4. Digital transformation marks a new phase of a familiar cycle

“Often, when we start measuring something because we see it going wrong, we get to a point where it’s improved,” Parzych says. “And then — great! — we don’t have to focus on this anymore. But this is something you have to keep constantly working on. As soon as you take your eye off that goal, things start to go backward. We stopped communicating and looking at the right metrics, and all the other elements that go into alignment, and we’ve had a backslide.”

So perhaps, as business and IT leaders once again recognize the need to work on better communications, relationships will return to their former levels. “All organic systems have cycles,” Collins says. “It’s a steady march as we evolve.”

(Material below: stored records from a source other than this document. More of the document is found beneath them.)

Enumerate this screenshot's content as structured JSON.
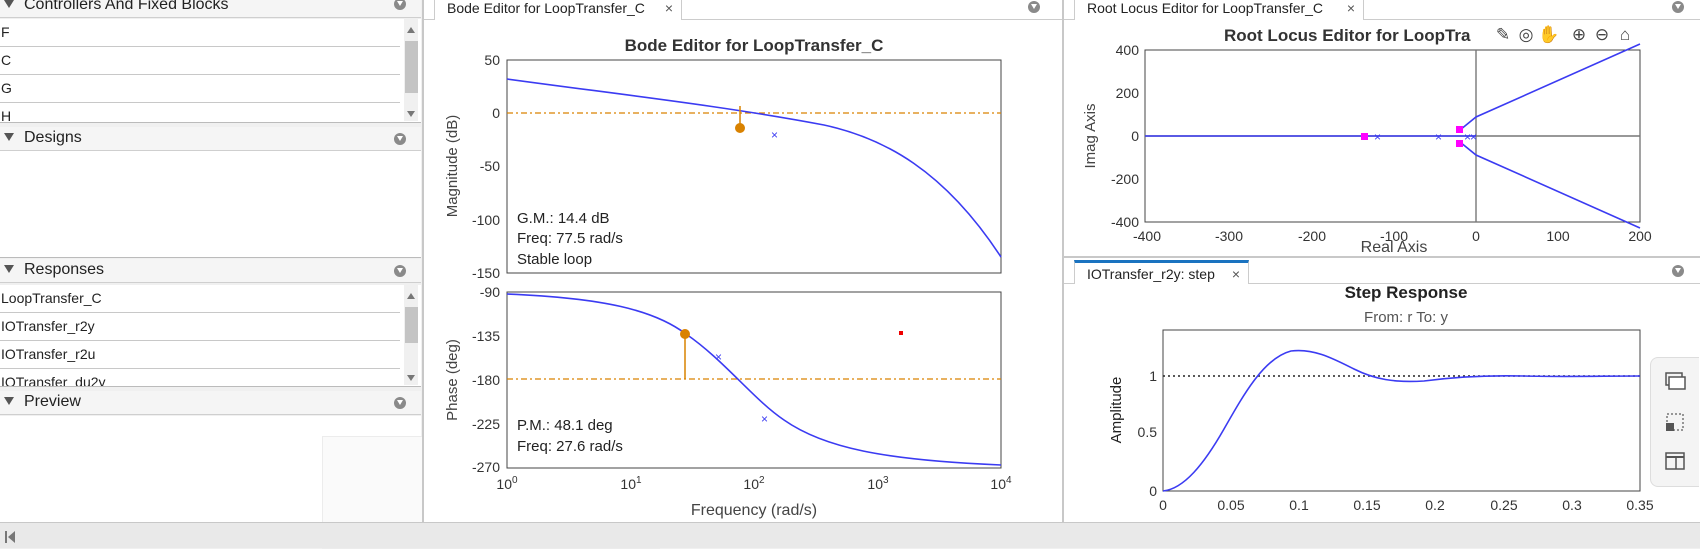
{
  "left_panel": {
    "controllers": {
      "title": "Controllers And Fixed Blocks",
      "items": [
        "F",
        "C",
        "G",
        "H"
      ]
    },
    "designs": {
      "title": "Designs"
    },
    "responses": {
      "title": "Responses",
      "items": [
        "LoopTransfer_C",
        "IOTransfer_r2y",
        "IOTransfer_r2u",
        "IOTransfer_du2y"
      ]
    },
    "preview": {
      "title": "Preview"
    }
  },
  "tabs": {
    "bode": "Bode Editor for LoopTransfer_C",
    "rlocus": "Root Locus Editor for LoopTransfer_C",
    "step": "IOTransfer_r2y: step",
    "close_glyph": "×"
  },
  "bode": {
    "title": "Bode Editor for LoopTransfer_C",
    "mag_ylabel": "Magnitude (dB)",
    "phase_ylabel": "Phase (deg)",
    "xlabel": "Frequency (rad/s)",
    "mag_ticks": [
      "50",
      "0",
      "-50",
      "-100",
      "-150"
    ],
    "phase_ticks": [
      "-90",
      "-135",
      "-180",
      "-225",
      "-270"
    ],
    "gm_text": [
      "G.M.: 14.4 dB",
      "Freq: 77.5 rad/s",
      "Stable loop"
    ],
    "pm_text": [
      "P.M.: 48.1 deg",
      "Freq: 27.6 rad/s"
    ]
  },
  "rlocus": {
    "title": "Root Locus Editor for LoopTra",
    "xlabel": "Real Axis",
    "ylabel": "Imag Axis",
    "xticks": [
      "-400",
      "-300",
      "-200",
      "-100",
      "0",
      "100",
      "200"
    ],
    "yticks": [
      "400",
      "200",
      "0",
      "-200",
      "-400"
    ],
    "tool_icons": [
      "edit-icon",
      "target-icon",
      "pan-hand-icon",
      "zoom-in-icon",
      "zoom-out-icon",
      "home-icon"
    ]
  },
  "step": {
    "title": "Step Response",
    "subtitle": "From: r  To: y",
    "ylabel": "Amplitude",
    "xticks": [
      "0",
      "0.05",
      "0.1",
      "0.15",
      "0.2",
      "0.25",
      "0.3",
      "0.35"
    ],
    "yticks": [
      "1",
      "0.5",
      "0"
    ]
  },
  "colors": {
    "line": "#3b3bf2",
    "accent": "#d98200",
    "marker": "#ff00ff",
    "tab_active": "#1a73c0"
  },
  "chart_data": [
    {
      "type": "line",
      "title": "Bode Editor for LoopTransfer_C",
      "xlabel": "Frequency (rad/s)",
      "ylabel": "Magnitude (dB)",
      "xscale": "log",
      "xlim": [
        1,
        10000
      ],
      "ylim": [
        -150,
        50
      ],
      "series": [
        {
          "x": [
            1,
            3,
            10,
            20,
            30,
            50,
            77.5,
            100,
            200,
            500,
            1000,
            3000,
            10000
          ],
          "values": [
            30.5,
            26,
            16.5,
            9,
            4,
            -4,
            -14.4,
            -20,
            -34,
            -57,
            -75,
            -103,
            -134
          ]
        }
      ],
      "annotations": {
        "gain_margin_db": 14.4,
        "gm_freq": 77.5
      }
    },
    {
      "type": "line",
      "xlabel": "Frequency (rad/s)",
      "ylabel": "Phase (deg)",
      "xscale": "log",
      "xlim": [
        1,
        10000
      ],
      "ylim": [
        -270,
        -90
      ],
      "series": [
        {
          "x": [
            1,
            3,
            10,
            20,
            27.6,
            50,
            77.5,
            150,
            300,
            1000,
            3000,
            10000
          ],
          "values": [
            -91,
            -94,
            -104,
            -121,
            -131.9,
            -153,
            -180,
            -207,
            -235,
            -258,
            -266,
            -269
          ]
        }
      ],
      "annotations": {
        "phase_margin_deg": 48.1,
        "pm_freq": 27.6
      }
    },
    {
      "type": "line",
      "title": "Root Locus Editor for LoopTransfer_C",
      "xlabel": "Real Axis",
      "ylabel": "Imag Axis",
      "xlim": [
        -400,
        200
      ],
      "ylim": [
        -400,
        400
      ],
      "series": [
        {
          "x": [
            -20,
            0,
            50,
            100,
            150,
            200
          ],
          "values": [
            55,
            120,
            200,
            280,
            360,
            430
          ]
        },
        {
          "x": [
            -20,
            0,
            50,
            100,
            150,
            200
          ],
          "values": [
            -55,
            -120,
            -200,
            -280,
            -360,
            -430
          ]
        }
      ],
      "poles": [
        -123,
        -50
      ],
      "closed_loop_poles": [
        -138,
        -18
      ]
    },
    {
      "type": "line",
      "title": "Step Response",
      "subtitle": "From: r  To: y",
      "ylabel": "Amplitude",
      "xlim": [
        0,
        0.35
      ],
      "ylim": [
        0,
        1.4
      ],
      "series": [
        {
          "x": [
            0,
            0.01,
            0.02,
            0.03,
            0.04,
            0.05,
            0.06,
            0.07,
            0.08,
            0.09,
            0.1,
            0.11,
            0.12,
            0.14,
            0.16,
            0.18,
            0.2,
            0.22,
            0.25,
            0.28,
            0.3,
            0.33,
            0.35
          ],
          "values": [
            0,
            0.02,
            0.1,
            0.28,
            0.5,
            0.72,
            0.92,
            1.07,
            1.16,
            1.2,
            1.21,
            1.19,
            1.15,
            1.07,
            1.0,
            0.97,
            0.97,
            0.98,
            1.0,
            1.01,
            1.01,
            1.0,
            1.0
          ]
        }
      ],
      "reference": 1
    }
  ]
}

IT’s relationship with business has already gone through several cycles, he adds. “We were all on the mainframe, and you didn’t have any choice. Then along comes the personal computer, and what did we say? The business units are in charge of their own technology budgets. But then there was loss of control, so we went through centralization again. Then software-as-a-service came along and everybody has their own budget. Then we have no complete view of what’s going on because all our data is siloed. So we’re seeing people understand the new role of IT is protecting the enterprise and doing all the integration that brings the data together.”

This new focus on IT by business leaders is at the root of today’s digital transformation trend, he adds. “Because everyone now realizes that their business runs on top of technology and you can’t turn it off. It doesn’t matter whether or not you have a digital transformation strategy — you’re right in the middle of it.”

In other words, the stakes are higher than ever, and these high stakes might explain why business and IT are less in sync than they used to be. “Everybody intuitively knows they can’t run without technology anymore,” he says. “No way to execute a business and be competitive without it. And each business is defining for itself how you turn technology into some kind of competitive value. That’s where all the struggle is.”